As published in Scotsman Guide's Residential Edition, January 2010.
Government programs aimed at easing the housing crisis have centered on getting people out of bad loans through loan modifications. In theory, this seems like an ideal solution because it allows homeowners to stay in their homes with lower mortgage payments.
Unfortunately, expecting loan modifications to be a comprehensive solution to the foreclosure crisis isn't realistic. In light of this, short sales -- in which a home is worth less than its borrower's outstanding balance, which lenders discount in exchange for sales proceeds -- increasingly represent the foreclosure-prevention option of choice.
Why not loan mods?
Loan mods must be affordable, a tall order when dealing with many loans made before the downturn with products that were interest-only or provided for negative amortization. In addition, job losses or other economic misfortunes also can put loan mods out of reach for many homeowners.
Moreover, for homeowners who negotiate a modification successfully, the recidivism rate is alarmingly high. Without a principal reduction, modifications often don't address the negative equity created by declining home values.
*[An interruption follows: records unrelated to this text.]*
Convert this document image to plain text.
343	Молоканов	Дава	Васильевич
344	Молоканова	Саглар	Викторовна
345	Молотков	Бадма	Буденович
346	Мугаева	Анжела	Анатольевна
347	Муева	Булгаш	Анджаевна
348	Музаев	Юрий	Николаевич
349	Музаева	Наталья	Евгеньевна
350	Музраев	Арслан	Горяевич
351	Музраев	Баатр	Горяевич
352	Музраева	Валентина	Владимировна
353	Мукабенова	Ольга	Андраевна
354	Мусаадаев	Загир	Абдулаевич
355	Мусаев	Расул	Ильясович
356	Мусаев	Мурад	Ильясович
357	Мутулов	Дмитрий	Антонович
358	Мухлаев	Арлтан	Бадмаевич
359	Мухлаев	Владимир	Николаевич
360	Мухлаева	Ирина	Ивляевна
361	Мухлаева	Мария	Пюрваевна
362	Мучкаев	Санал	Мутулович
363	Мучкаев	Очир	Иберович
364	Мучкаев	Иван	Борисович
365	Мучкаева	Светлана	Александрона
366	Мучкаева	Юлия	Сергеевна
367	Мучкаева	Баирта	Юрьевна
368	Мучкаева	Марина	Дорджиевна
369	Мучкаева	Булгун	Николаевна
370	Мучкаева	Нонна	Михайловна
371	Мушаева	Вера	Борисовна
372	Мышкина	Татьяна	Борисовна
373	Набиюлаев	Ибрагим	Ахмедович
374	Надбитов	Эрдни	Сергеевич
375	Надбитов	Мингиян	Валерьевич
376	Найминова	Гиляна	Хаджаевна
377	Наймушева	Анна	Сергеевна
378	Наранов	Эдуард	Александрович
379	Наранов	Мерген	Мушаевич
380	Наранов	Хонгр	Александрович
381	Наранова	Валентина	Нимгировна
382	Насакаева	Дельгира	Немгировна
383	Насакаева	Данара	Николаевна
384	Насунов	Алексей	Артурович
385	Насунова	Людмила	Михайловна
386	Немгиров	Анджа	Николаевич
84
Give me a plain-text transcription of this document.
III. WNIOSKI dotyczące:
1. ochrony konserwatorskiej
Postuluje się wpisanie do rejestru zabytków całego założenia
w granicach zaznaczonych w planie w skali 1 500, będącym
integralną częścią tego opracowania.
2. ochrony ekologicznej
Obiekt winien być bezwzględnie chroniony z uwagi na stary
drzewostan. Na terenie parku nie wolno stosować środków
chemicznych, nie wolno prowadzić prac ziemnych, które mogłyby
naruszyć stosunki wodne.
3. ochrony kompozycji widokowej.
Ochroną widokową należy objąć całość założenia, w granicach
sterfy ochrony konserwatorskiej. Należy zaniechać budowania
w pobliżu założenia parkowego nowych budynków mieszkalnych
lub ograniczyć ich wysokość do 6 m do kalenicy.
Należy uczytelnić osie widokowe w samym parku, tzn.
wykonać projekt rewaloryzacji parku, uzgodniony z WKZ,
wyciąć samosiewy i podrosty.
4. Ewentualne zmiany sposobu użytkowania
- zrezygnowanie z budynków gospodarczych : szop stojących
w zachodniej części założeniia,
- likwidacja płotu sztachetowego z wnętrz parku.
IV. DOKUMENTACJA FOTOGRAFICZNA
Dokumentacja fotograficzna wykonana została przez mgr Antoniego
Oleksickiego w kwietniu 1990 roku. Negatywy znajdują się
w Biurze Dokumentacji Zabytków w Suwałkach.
Negative equity is one of the biggest hindrances to successful loan mods because lenders generally intend to keep unpaid principal balances intact. This past summer, Deutsche Bank estimated approximately 14 million U.S. homeowners had negative equity and projected 25 million homeowners could be in that camp by the first quarter of 2011. The considerable size of the problem -- as many as 48 percent of mortgages could eventually be upside down, according to the report -- mandates solutions other than loan mods. Conservative underwriting criteria add to this need by stilting homeowners' ability to realize effective modifications.
For homeowners unable to achieve meaningful modifications, short sales could be the best bet. Because of this, mortgage brokers can benefit from understanding how to find success with short sales and short-sale providers.
Short sales and risks
The 2009 announcement of the Obama administration's Foreclosure Alternatives Program validated short sales as a viable and desirable alternative to foreclosures. Among other things, the program establishes incentives for servicers and others to complete short sales.
The National Association of Realtors also has taken up the short-sale cause, providing training and guidance to its real estate agents. According to a CNNMoney.com article from May 2008, lenders have lost an average of 40 percent of a mortgage's value on loans that go into foreclosure compared to 19 percent of the value on short sales.
Despite these statistics and growing support for short sales as a viable solution to the foreclosure crisis, short sales have an appalling close rate. Two of the most commonly cited pitfalls are:
1. Lender delays that ultimately result in losing the buyers; and
2. Inexperienced real estate agents unable to manage the process and effectively negotiate with the lender.
These factors could make many mortgage brokers understandably cautious about such transactions.